If you’ve been seeing the term Whole30 around and have no idea what it means, welcome. This is a safe space.
It’s 2019 and we have no shortage of trendy diets, so it can be a little hard keeping up. Although the Whole30 diet was first created in 2009, it has been gaining a lot of traction recently – the diet saw a spike in Google searches around the new year.
Don’t worry, fam. We’re here to help you get in the know so the next time one of your Instagram friends is hashtagging their badly lit meal photo #Whole30, you’ll know exactly what they mean.
What is Whole30?
Whole30 is a nutrition plan created by Melissa and Dallas Hartwig that requires a 30-day commitment.

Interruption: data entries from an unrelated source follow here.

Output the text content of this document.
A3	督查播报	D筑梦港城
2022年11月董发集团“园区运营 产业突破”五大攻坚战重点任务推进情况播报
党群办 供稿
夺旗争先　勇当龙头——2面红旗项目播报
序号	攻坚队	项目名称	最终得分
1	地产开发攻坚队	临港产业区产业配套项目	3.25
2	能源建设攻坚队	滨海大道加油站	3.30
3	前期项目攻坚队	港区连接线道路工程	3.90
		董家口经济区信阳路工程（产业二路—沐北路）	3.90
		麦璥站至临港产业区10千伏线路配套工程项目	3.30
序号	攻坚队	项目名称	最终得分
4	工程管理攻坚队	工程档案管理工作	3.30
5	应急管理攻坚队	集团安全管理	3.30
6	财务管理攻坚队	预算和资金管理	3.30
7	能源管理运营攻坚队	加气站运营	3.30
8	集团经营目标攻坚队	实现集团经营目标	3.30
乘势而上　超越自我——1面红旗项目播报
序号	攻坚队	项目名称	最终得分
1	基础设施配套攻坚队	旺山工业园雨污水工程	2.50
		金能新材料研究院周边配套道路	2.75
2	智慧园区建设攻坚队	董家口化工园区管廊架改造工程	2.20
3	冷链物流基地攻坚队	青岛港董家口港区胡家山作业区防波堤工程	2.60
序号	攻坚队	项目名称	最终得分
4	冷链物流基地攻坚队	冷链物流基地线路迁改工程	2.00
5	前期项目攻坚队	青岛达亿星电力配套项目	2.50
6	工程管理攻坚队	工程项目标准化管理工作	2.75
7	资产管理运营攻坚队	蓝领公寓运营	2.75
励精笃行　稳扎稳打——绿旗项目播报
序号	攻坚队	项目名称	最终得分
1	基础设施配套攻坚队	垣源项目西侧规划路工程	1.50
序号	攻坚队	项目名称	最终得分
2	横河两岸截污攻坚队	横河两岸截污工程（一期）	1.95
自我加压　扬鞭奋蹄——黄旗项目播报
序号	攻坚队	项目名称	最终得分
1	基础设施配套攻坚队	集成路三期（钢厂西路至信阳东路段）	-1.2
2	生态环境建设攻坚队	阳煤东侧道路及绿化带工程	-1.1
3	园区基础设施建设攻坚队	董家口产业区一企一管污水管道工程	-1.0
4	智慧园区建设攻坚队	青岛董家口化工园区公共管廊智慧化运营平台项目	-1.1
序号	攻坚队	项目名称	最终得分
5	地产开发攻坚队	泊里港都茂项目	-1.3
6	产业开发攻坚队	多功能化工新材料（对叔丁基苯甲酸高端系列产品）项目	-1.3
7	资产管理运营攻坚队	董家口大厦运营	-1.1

It’s not meant to be a diet you stick to forever, but rather a formula to help people clearly see how certain foods affect their health and offer a way to revamp daily dietary habits.
The plan focuses on unprocessed foods and foods with very minimal, or, better yet, no added ingredients. Whole30 requires dieters to cut out a lot of items, including sugar, dairy and legumes, and then slowly reintroduce these food groups back into their diets after the 30 days. The purpose of the reintroduction phase is to see if any of the foods cut out are the culprit for any health issues.
The diet isn’t so much focused on weight loss as it is more about resetting your system and getting people on a healthy lifestyle track. One of the rules of Whole30 isto stay away from a scale. There’s no weighing yourself during these 30 days.